So ( I know you can't do this most of the year for jobs, I'm talking for maybe your own properties)

  I understand that any electric heater puts out something like 5,300 btu's and hr,.Ok,..if you wait for a very cold day and say, if you can keep the unit at 62 degrees with two units running on constant,..and if you can get to 72 with one set at that temp which now it cycles on and off, I'm thinking that .you then can tell that the unit needs between 12-15000 btu's an hour?

"IF" you have the luxury of doing this, wouldn't it be more accurate than the calculations that (I think) may have been set up when there weren't so many variables as there are now?


  • Brad White
    Brad White Member Posts: 2,398
    edited October 2010
    Yes, Sort of

    What you describe is a technique I use when determining AC capacity in a room, most often a laboratory. To determine if a room can accept a new piece of equipment, incubator, analyzer, etc., we put in an electric heater but with a Watt check meter and rheostat to monitor actual Watts input to get BTUs per hour.  (If the room AC responds and keeps temperature, we have enough airflow, is the idea.)

    So yes, you are on to it, in part. What you will have to do is measure the concurrent indoor and outdoor temperatures and, the hard part, discount any solar gains. If you can do this across a night, better yet.  The idea is that the temperature be maintained at as precise a level as you can for as long as you can, steady-state.

    You will have to extrapolate for infiltration (varies with wind, stack effects, temperature), residual heat from building mass and internal gains (things you cannot count upon when you need them).  And even though you keep say, 70F in the space, you actually may not have to add heat until it is below 60F, the "balance point", which also varies.

    You would continue to extrapolate for your design temperature, suggesting that if your presumed heat loss at 40F outdoors and 70F indoors is "Q" and your design is 10F outdoors,  then your design heat loss would be Q x 2.

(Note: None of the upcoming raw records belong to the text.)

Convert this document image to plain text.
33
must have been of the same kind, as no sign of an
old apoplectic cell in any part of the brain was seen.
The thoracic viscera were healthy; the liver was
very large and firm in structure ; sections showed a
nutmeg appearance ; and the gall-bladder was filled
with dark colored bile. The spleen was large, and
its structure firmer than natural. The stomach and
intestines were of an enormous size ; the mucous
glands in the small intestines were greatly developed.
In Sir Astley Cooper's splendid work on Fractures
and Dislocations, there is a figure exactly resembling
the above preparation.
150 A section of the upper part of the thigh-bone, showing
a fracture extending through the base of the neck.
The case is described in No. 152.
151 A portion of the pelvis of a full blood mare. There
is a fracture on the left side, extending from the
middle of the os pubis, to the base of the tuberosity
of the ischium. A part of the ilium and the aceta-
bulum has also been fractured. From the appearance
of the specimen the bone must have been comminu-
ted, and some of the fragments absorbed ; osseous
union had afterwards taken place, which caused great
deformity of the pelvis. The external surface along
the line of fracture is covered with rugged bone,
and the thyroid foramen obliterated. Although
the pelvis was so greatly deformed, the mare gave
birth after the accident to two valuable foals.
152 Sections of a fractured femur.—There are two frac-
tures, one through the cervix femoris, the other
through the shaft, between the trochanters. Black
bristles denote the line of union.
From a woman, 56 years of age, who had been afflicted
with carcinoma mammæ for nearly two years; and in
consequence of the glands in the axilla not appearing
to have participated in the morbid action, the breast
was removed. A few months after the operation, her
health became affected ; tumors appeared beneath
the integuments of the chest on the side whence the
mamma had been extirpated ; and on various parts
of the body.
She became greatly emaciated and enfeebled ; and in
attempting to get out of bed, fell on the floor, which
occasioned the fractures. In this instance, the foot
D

    So in short, yes you can but with caveats.
    "If you do not know the answer, say, "I do not know the answer", and you will be correct!"

    -Ernie White, my Dad
  • Ironman
    Ironman Member Posts: 7,379
    The Formula...

    For converting electric heat is: Watts x 3.413 = Btus. Use actual wattage, not rated, as this can vary significantly.
    Bob Boan
    You can choose to do what you want, but you cannot choose the consequences.